High Stakes Accountability: Implications for Resources and Capacity
Jennifer King Rice, Christopher Roellke
Information Age Pub., 2009 - Education - 261 pages
A volume in Research in Education Fiscal Policy and Practice Edited by Jennifer King Rice, University of Maryland and Christopher Roellke, Vassar College In this third volume of Research in Education Fiscal Policy and Practice, editors Jennifer King Rice and Christopher Roellke have assembled a diversity of research studies focused on the current policy environment of high stakes accountability and how this context has impacted educators and students at multiple levels of the system. This effort to leverage student performance through high stakes reform has accelerated and intensified considerably since the 2002 reauthorization of the federal Elementary and Secondary Education Act, commonly referred to as No Child Left Behind (NCLB).In order for high stakes accountability reforms to realize their stated aims, targeted schools must have or acquire the resources and capacity to meet prescribed performance standards (Hess, 1999; Malen & Rice, 2005; Mintrop, 2003, 2004; Wong, et al., 1999), yet little systematic research has been assembled to document the implications of high stakes accountability systems on the resources and capacity of schools and school systems.

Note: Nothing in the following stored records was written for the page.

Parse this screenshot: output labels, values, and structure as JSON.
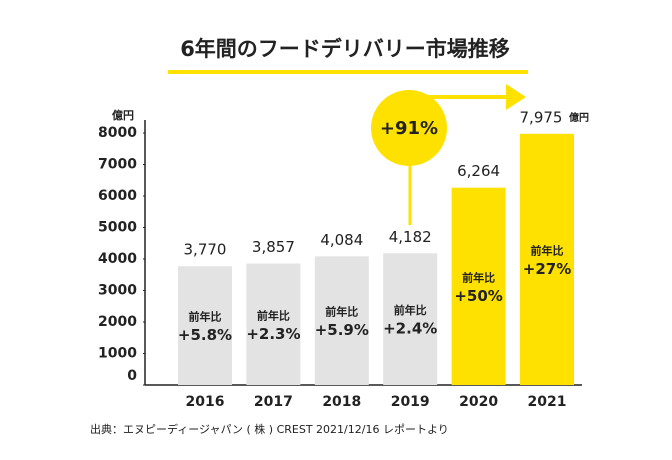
{
  "chart_data": {
    "type": "bar",
    "title": "6年間のフードデリバリー市場推移",
    "y_unit": "億円",
    "categories": [
      "2016",
      "2017",
      "2018",
      "2019",
      "2020",
      "2021"
    ],
    "values": [
      3770,
      3857,
      4084,
      4182,
      6264,
      7975
    ],
    "value_labels": [
      "3,770",
      "3,857",
      "4,084",
      "4,182",
      "6,264",
      "7,975"
    ],
    "colors": [
      "#e3e3e3",
      "#e3e3e3",
      "#e3e3e3",
      "#e3e3e3",
      "#ffe100",
      "#ffe100"
    ],
    "yoy_label": "前年比",
    "yoy_changes": [
      "+5.8%",
      "+2.3%",
      "+5.9%",
      "+2.4%",
      "+50%",
      "+27%"
    ],
    "callout": "+91%",
    "ylim": [
      0,
      8000
    ],
    "yticks": [
      0,
      1000,
      2000,
      3000,
      4000,
      5000,
      6000,
      7000,
      8000
    ],
    "grid": false,
    "source": "出典：エヌピーディージャパン ( 株 ) CREST 2021/12/16 レポートより"
  }
}
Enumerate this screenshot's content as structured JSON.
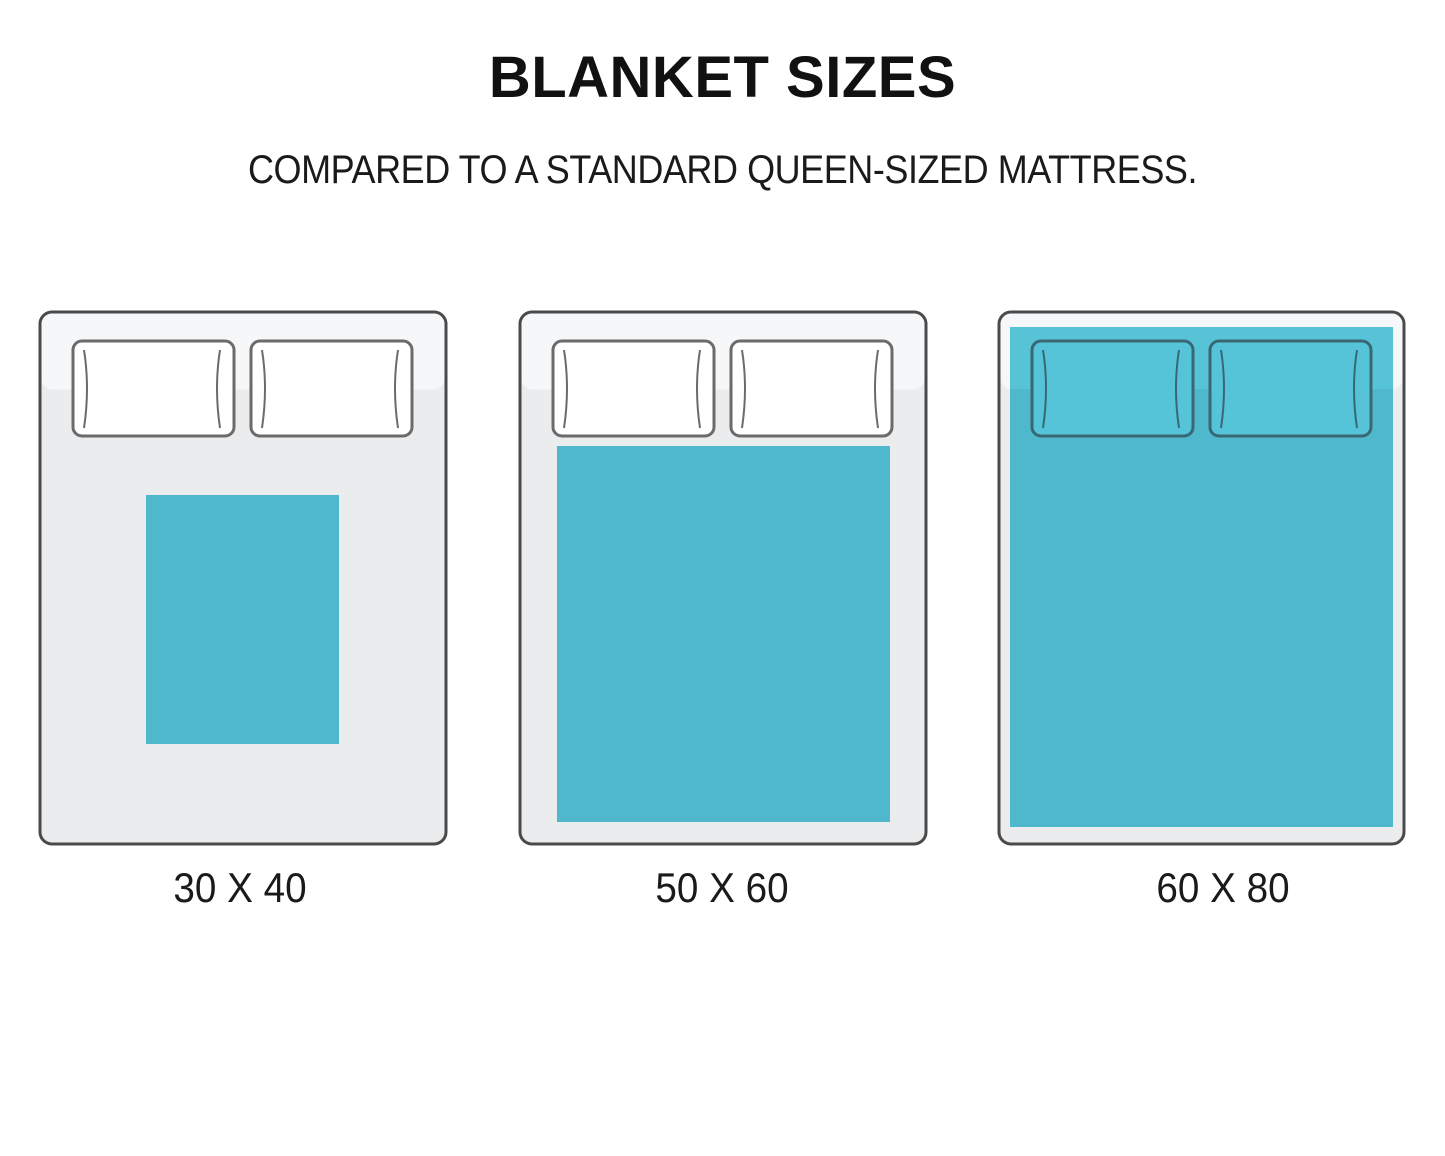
{
  "title": "BLANKET SIZES",
  "subtitle": "COMPARED TO A STANDARD QUEEN-SIZED MATTRESS.",
  "colors": {
    "blanket": "#4fb8cc",
    "mattress_top": "#f5f6f7",
    "mattress": "#ebecee",
    "outline": "#555555"
  },
  "beds": [
    {
      "label": "30 X 40"
    },
    {
      "label": "50 X 60"
    },
    {
      "label": "60 X 80"
    }
  ]
}
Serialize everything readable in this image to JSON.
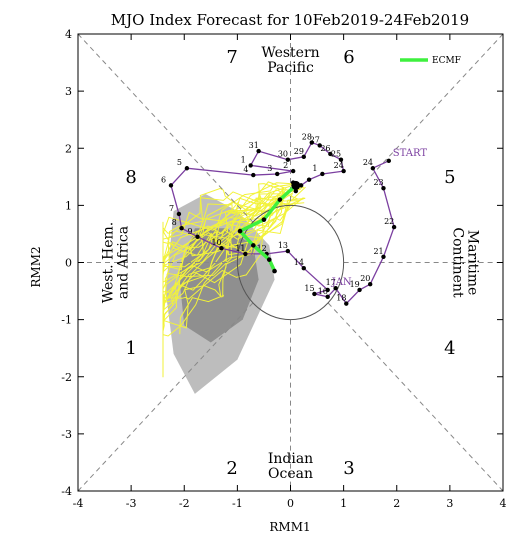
{
  "chart_data": {
    "type": "line",
    "title": "MJO Index Forecast for 10Feb2019-24Feb2019",
    "xlabel": "RMM1",
    "ylabel": "RMM2",
    "xlim": [
      -4,
      4
    ],
    "ylim": [
      -4,
      4
    ],
    "xticks": [
      -4,
      -3,
      -2,
      -1,
      0,
      1,
      2,
      3,
      4
    ],
    "yticks": [
      -4,
      -3,
      -2,
      -1,
      0,
      1,
      2,
      3,
      4
    ],
    "grid": false,
    "legend_position": "top-right",
    "phase_labels": [
      {
        "text": "1",
        "x": -3.0,
        "y": -1.5
      },
      {
        "text": "2",
        "x": -1.1,
        "y": -3.6
      },
      {
        "text": "3",
        "x": 1.1,
        "y": -3.6
      },
      {
        "text": "4",
        "x": 3.0,
        "y": -1.5
      },
      {
        "text": "5",
        "x": 3.0,
        "y": 1.5
      },
      {
        "text": "6",
        "x": 1.1,
        "y": 3.6
      },
      {
        "text": "7",
        "x": -1.1,
        "y": 3.6
      },
      {
        "text": "8",
        "x": -3.0,
        "y": 1.5
      }
    ],
    "region_labels": [
      {
        "lines": [
          "Western",
          "Pacific"
        ],
        "x": 0.0,
        "y": 3.55,
        "rotate": 0
      },
      {
        "lines": [
          "Indian",
          "Ocean"
        ],
        "x": 0.0,
        "y": -3.55,
        "rotate": 0
      },
      {
        "lines": [
          "West. Hem.",
          "and Africa"
        ],
        "x": -3.3,
        "y": 0.0,
        "rotate": -90
      },
      {
        "lines": [
          "Maritime",
          "Continent"
        ],
        "x": 3.3,
        "y": 0.0,
        "rotate": 90
      }
    ],
    "observed": {
      "color": "#7b3fa0",
      "points": [
        {
          "x": 1.85,
          "y": 1.78,
          "label": "START"
        },
        {
          "x": 1.55,
          "y": 1.65,
          "label": "24"
        },
        {
          "x": 1.75,
          "y": 1.3,
          "label": "23"
        },
        {
          "x": 1.95,
          "y": 0.62,
          "label": "22"
        },
        {
          "x": 1.75,
          "y": 0.1,
          "label": "21"
        },
        {
          "x": 1.5,
          "y": -0.38,
          "label": "20"
        },
        {
          "x": 1.3,
          "y": -0.48,
          "label": "19"
        },
        {
          "x": 1.05,
          "y": -0.72,
          "label": "18"
        },
        {
          "x": 0.85,
          "y": -0.45,
          "label": "17"
        },
        {
          "x": 0.7,
          "y": -0.6,
          "label": "16"
        },
        {
          "x": 0.45,
          "y": -0.55,
          "label": "15"
        },
        {
          "x": 0.7,
          "y": -0.48,
          "label": "JAN"
        },
        {
          "x": 0.25,
          "y": -0.1,
          "label": "14"
        },
        {
          "x": -0.05,
          "y": 0.2,
          "label": "13"
        },
        {
          "x": -0.45,
          "y": 0.15,
          "label": "12"
        },
        {
          "x": -0.85,
          "y": 0.15,
          "label": "11"
        },
        {
          "x": -1.3,
          "y": 0.25,
          "label": "10"
        },
        {
          "x": -1.75,
          "y": 0.45,
          "label": "9"
        },
        {
          "x": -2.05,
          "y": 0.6,
          "label": "8"
        },
        {
          "x": -2.1,
          "y": 0.85,
          "label": "7"
        },
        {
          "x": -2.25,
          "y": 1.35,
          "label": "6"
        },
        {
          "x": -1.95,
          "y": 1.65,
          "label": "5"
        },
        {
          "x": -0.7,
          "y": 1.53,
          "label": "4"
        },
        {
          "x": -0.25,
          "y": 1.55,
          "label": "3"
        },
        {
          "x": 0.05,
          "y": 1.6,
          "label": "2"
        },
        {
          "x": -0.75,
          "y": 1.7,
          "label": "1"
        },
        {
          "x": -0.6,
          "y": 1.95,
          "label": "31"
        },
        {
          "x": -0.05,
          "y": 1.8,
          "label": "30"
        },
        {
          "x": 0.25,
          "y": 1.85,
          "label": "29"
        },
        {
          "x": 0.4,
          "y": 2.1,
          "label": "28"
        },
        {
          "x": 0.55,
          "y": 2.05,
          "label": "27"
        },
        {
          "x": 0.75,
          "y": 1.9,
          "label": "26"
        },
        {
          "x": 0.95,
          "y": 1.8,
          "label": "25"
        },
        {
          "x": 1.0,
          "y": 1.6,
          "label": "24"
        },
        {
          "x": 0.6,
          "y": 1.55,
          "label": "1"
        },
        {
          "x": 0.35,
          "y": 1.45,
          "label": ""
        },
        {
          "x": 0.2,
          "y": 1.35,
          "label": ""
        },
        {
          "x": 0.05,
          "y": 1.4,
          "label": ""
        },
        {
          "x": 0.1,
          "y": 1.25,
          "label": ""
        }
      ]
    },
    "end_marker": {
      "x": 0.1,
      "y": 1.35
    },
    "series": [
      {
        "name": "ECMF",
        "color": "#3ef03e",
        "points": [
          {
            "x": 0.1,
            "y": 1.35
          },
          {
            "x": -0.2,
            "y": 1.1
          },
          {
            "x": -0.5,
            "y": 0.75
          },
          {
            "x": -0.95,
            "y": 0.55
          },
          {
            "x": -0.7,
            "y": 0.3
          },
          {
            "x": -0.4,
            "y": 0.05
          },
          {
            "x": -0.3,
            "y": -0.15
          }
        ]
      }
    ],
    "ensemble_color": "#f2f23a",
    "spread_colors": [
      "#bdbdbd",
      "#8f8f8f"
    ]
  }
}
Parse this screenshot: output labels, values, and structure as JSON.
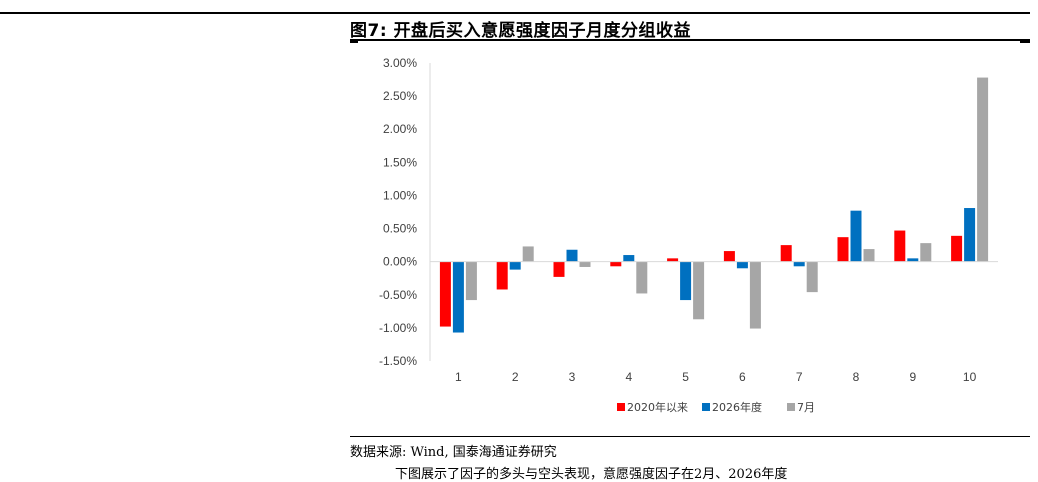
{
  "title": "图7: 开盘后买入意愿强度因子月度分组收益",
  "source": "数据来源: Wind, 国泰海通证券研究",
  "trailing_text": "下图展示了因子的多头与空头表现，意愿强度因子在2月、2026年度",
  "chart_data": {
    "type": "bar",
    "categories": [
      "1",
      "2",
      "3",
      "4",
      "5",
      "6",
      "7",
      "8",
      "9",
      "10"
    ],
    "series": [
      {
        "name": "2020年以来",
        "color": "#ff0000",
        "values": [
          -0.0098,
          -0.0042,
          -0.0023,
          -0.0007,
          0.0005,
          0.0016,
          0.0025,
          0.0037,
          0.0047,
          0.0039
        ]
      },
      {
        "name": "2026年度",
        "color": "#0070c0",
        "values": [
          -0.0107,
          -0.0012,
          0.0018,
          0.001,
          -0.0058,
          -0.001,
          -0.0007,
          0.0077,
          0.0005,
          0.0081
        ]
      },
      {
        "name": "7月",
        "color": "#a6a6a6",
        "values": [
          -0.0058,
          0.0023,
          -0.0008,
          -0.0048,
          -0.0087,
          -0.0101,
          -0.0046,
          0.0019,
          0.0028,
          0.0278
        ]
      }
    ],
    "ylim": [
      -0.015,
      0.03
    ],
    "yticks": [
      "3.00%",
      "2.50%",
      "2.00%",
      "1.50%",
      "1.00%",
      "0.50%",
      "0.00%",
      "-0.50%",
      "-1.00%",
      "-1.50%"
    ],
    "ytick_values": [
      0.03,
      0.025,
      0.02,
      0.015,
      0.01,
      0.005,
      0,
      -0.005,
      -0.01,
      -0.015
    ],
    "legend_position": "bottom-center",
    "grid": false
  }
}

This book aims to fill that gap. With this in mind, authors were asked to pay specific attention to challenges school systems confront as a result of NCLB and other high stakes reforms. The contributing authors were asked to think of policymakers and practitioners at local, state, and national levels as the intended audiences for their work. Our contributors responded with a collection of studies examining the relationship between high stakes reform and school district staffing, the recruitment and distribution of high quality teachers, curriculum making, and the provision of supplemental educational services to children. Our book is organized into three sections. The first provides a framework for assessing the impact of high stakes accountability policy on school capacity and also addresses implementation challenges at both state and local levels. The second section focuses on the impact of federal and state policymaking on teacher staffing and workplace conditions. The final section includes three chapters that provide a range of critiques on federal policymaking, including legal challenges to NCLB.